Insbesondere Kinder und Jugendlichen freuen sich über die Eröffnung der Tennisplätze – die jungen Tenniscracks waren in der Pandemie besonders betroffen.

„Wir hoffen, dass die Plätze im Zuge von Corona das letzte Mal geschlossen waren“, so Vorhelms Tennis-Pressewart Bodo Schlenker. „Wir können alle daran mitwirken, wenn wir neben den zurückgewonnenen Freiheiten auch diszipliniert bleiben und uns an die Regeln halten“.

Dabei haben Vorhelms Tennisspieler die Zwangspause exzellent dazu genutzt, um die Sportstätten an der Ennigerstraße zu modernisieren und attraktiver zu machen. Unter anderem mit Unterstützung des Förderprogramms „Sportstätten 2022“ des Landes NRW hat man kräftig in den Verein investiert und im Rahmen diverser Projekte für die kommenden Jahre die Tennisanlage modernisiert.

So wurde im Zuge energetischer Maßnahmen die Flutlichtanlage auf modernste LED-Technik umgestellt, ein Beregnungssystem für die Anlage installiert, das Clubheim neugestaltet und energetisch auf einen neuen Stand gebracht.
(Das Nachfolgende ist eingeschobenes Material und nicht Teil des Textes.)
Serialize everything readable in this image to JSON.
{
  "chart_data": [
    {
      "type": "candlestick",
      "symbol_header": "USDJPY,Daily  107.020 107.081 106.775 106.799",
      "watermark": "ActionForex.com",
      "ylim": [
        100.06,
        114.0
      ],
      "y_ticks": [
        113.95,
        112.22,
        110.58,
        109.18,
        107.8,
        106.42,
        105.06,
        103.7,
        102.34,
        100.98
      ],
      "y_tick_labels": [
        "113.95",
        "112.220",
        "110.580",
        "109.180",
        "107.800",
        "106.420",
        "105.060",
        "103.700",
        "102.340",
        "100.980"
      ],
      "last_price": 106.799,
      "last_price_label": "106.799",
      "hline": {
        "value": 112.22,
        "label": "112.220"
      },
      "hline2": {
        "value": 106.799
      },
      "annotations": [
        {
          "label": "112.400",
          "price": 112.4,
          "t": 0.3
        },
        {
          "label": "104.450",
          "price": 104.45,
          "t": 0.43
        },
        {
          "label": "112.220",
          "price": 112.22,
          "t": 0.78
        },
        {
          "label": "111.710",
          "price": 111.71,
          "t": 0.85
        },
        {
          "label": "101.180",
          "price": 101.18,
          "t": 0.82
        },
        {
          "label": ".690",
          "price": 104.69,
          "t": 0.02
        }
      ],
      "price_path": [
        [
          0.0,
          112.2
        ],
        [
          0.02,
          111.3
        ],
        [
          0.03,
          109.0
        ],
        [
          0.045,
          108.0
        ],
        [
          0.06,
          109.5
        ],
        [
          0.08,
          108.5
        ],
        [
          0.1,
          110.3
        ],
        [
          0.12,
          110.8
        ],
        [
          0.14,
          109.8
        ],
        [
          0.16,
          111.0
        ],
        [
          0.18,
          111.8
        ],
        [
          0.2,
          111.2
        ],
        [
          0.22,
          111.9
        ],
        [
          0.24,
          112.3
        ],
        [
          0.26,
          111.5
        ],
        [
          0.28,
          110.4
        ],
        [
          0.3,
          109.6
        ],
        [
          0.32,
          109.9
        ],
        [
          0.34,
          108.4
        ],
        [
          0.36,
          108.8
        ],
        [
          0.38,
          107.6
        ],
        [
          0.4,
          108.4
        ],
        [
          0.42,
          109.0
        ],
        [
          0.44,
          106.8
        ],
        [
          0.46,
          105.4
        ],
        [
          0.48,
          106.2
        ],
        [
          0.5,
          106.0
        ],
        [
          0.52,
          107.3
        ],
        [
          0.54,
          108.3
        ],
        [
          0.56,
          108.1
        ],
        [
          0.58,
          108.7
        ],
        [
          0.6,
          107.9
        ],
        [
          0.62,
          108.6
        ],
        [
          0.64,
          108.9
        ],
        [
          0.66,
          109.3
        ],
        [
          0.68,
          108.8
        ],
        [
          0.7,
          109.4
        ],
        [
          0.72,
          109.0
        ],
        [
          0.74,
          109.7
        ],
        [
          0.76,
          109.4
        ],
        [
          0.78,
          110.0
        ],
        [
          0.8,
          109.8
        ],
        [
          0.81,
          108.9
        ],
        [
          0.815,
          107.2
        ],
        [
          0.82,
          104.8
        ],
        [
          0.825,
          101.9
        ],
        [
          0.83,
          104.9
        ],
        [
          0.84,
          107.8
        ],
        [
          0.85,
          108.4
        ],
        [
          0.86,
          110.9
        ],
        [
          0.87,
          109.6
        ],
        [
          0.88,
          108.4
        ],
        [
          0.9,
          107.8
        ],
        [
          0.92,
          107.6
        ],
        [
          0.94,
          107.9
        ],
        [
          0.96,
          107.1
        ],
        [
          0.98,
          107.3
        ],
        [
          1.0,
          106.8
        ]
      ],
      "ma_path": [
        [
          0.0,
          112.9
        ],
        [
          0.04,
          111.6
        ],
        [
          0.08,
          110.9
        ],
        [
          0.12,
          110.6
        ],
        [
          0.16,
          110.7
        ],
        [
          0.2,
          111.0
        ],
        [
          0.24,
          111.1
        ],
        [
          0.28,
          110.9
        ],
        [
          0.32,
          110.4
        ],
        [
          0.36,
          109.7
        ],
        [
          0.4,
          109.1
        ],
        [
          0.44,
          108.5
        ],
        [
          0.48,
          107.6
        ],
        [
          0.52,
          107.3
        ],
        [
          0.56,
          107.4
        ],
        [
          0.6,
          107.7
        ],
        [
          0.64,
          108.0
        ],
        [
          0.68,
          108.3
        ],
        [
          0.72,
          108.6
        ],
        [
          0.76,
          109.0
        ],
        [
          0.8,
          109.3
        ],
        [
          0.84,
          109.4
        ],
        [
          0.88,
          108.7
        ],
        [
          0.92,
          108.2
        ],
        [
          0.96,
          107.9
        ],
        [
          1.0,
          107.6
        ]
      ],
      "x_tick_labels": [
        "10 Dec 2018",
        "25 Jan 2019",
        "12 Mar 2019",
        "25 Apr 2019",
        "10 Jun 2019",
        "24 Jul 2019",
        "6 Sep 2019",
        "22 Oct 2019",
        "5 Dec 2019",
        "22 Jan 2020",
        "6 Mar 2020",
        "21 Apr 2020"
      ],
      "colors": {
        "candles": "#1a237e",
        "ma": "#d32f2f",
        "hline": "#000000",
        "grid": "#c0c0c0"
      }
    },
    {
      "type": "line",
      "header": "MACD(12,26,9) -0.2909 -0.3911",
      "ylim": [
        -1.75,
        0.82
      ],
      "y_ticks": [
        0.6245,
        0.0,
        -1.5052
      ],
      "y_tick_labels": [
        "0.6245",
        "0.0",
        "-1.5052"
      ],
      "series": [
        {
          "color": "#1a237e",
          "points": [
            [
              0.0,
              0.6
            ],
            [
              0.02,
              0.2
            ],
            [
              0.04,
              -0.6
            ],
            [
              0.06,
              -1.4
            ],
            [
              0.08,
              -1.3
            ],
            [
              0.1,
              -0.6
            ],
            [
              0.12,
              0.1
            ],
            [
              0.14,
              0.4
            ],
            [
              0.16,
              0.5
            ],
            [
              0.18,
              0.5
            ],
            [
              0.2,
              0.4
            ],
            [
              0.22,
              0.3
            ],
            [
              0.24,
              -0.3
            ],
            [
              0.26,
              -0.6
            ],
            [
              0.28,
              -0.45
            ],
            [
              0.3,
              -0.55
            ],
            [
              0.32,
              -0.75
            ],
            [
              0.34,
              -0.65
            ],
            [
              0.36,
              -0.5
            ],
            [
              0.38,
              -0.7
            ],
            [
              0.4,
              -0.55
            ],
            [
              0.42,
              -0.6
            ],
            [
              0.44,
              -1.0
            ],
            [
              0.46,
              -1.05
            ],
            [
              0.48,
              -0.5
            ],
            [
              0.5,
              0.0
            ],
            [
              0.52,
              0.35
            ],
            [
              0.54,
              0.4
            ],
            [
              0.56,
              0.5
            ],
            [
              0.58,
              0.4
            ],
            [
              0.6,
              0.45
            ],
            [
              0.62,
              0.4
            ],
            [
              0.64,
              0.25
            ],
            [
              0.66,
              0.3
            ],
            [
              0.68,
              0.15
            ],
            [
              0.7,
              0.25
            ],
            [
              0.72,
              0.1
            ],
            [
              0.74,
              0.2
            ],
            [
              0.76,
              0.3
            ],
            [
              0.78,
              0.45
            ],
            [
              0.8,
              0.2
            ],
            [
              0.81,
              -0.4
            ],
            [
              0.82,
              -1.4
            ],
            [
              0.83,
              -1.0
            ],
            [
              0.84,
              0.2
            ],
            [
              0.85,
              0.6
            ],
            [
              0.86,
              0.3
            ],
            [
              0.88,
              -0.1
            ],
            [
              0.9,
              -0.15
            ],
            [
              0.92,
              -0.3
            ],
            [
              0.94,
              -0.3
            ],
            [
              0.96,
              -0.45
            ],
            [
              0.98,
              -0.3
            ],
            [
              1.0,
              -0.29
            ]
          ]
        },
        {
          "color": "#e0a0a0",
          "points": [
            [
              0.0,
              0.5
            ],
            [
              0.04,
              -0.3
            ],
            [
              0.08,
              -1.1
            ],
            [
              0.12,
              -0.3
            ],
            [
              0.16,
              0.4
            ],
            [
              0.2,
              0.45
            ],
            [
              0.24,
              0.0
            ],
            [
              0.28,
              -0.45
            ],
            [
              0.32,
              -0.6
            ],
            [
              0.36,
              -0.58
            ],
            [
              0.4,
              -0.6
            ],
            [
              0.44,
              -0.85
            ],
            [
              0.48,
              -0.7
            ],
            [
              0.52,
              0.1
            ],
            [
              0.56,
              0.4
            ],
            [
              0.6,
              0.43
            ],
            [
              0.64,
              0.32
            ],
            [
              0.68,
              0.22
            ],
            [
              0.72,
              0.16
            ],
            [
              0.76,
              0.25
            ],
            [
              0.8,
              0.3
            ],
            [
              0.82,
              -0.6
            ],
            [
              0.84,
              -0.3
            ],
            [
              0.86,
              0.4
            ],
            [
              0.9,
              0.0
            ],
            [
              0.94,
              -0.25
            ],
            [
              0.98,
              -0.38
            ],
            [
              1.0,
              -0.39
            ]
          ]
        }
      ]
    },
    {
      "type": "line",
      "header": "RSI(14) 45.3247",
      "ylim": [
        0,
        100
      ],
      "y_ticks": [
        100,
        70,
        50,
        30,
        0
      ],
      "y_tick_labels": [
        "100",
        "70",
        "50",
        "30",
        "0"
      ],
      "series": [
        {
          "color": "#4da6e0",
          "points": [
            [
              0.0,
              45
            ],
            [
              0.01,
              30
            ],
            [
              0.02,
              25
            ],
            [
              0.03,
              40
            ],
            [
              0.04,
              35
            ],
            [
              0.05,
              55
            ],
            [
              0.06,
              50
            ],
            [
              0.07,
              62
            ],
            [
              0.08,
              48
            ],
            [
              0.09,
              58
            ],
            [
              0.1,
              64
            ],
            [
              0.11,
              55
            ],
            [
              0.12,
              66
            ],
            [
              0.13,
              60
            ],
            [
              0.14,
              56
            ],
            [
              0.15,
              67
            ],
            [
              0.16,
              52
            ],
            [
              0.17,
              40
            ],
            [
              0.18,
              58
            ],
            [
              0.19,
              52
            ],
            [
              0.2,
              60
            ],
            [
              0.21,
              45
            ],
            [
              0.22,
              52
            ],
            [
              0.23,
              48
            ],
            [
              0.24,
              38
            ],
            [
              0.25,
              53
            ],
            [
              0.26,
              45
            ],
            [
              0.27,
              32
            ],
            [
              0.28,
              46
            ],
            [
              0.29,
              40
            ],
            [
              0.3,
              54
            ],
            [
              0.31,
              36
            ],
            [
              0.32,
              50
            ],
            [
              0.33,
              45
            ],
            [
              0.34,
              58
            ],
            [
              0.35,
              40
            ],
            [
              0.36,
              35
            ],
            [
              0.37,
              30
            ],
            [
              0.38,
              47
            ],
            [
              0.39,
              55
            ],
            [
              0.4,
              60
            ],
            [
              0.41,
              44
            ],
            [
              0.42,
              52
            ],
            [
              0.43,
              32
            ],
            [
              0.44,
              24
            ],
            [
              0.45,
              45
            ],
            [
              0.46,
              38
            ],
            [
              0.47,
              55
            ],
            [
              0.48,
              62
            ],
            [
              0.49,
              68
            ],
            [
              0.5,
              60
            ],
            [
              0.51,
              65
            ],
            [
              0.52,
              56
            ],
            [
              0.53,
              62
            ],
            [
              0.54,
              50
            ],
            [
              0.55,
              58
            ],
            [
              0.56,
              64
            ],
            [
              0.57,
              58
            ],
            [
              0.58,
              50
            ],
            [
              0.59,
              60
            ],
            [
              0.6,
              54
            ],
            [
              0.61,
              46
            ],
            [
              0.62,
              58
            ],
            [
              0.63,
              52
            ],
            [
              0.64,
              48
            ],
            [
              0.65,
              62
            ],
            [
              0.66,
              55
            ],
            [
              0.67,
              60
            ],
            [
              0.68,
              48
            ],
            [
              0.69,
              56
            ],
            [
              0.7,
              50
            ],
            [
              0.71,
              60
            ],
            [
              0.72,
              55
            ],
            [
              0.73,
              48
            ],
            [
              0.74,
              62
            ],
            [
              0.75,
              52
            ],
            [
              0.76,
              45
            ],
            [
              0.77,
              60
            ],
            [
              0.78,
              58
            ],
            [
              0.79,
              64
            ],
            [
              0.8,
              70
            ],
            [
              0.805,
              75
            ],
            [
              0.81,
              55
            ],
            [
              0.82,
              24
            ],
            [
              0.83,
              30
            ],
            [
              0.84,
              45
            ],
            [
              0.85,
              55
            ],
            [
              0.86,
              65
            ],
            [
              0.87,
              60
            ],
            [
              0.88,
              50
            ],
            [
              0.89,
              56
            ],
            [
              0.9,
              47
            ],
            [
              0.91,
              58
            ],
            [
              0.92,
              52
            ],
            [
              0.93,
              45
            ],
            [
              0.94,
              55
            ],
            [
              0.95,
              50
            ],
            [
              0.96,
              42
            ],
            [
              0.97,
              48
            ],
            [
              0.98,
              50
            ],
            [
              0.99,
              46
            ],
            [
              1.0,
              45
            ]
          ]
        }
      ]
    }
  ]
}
In den kommenden Wochen werden der Zugangsbereich inklusive Rampe und die Zuschauerterrasse barrierefrei umgebaut.

Ephräm Oskamp, der technische Leiter, ist mit den Maßnahmen und Ergebnissen zufrieden, die neben finanziellen Aufwendungen auch in erheblichem Maße erst durch Eigenleistungen der Mitglieder und Verantwortlichen möglich geworden sind. Ähnlich wie im vergangenen Jahr wird die Meisterschaftssaison des Westfälischen Tennisverbandes WTV wohl erst im Juni starten.

Bei der TuS Westfalia ist man allerdings sehr zuversichtlich: Für die anstehende Saison haben sich 15 Mannschaften für die unterschiedlichen Ligen gemeldet. Mit sechs Mannschaften im Erwachsenenbereich und gleich neun Teams bei der Jugend, sind insbesondere beim Nachwuchs alle Altersklassen, außer Kleinfeld, gemeldet worden.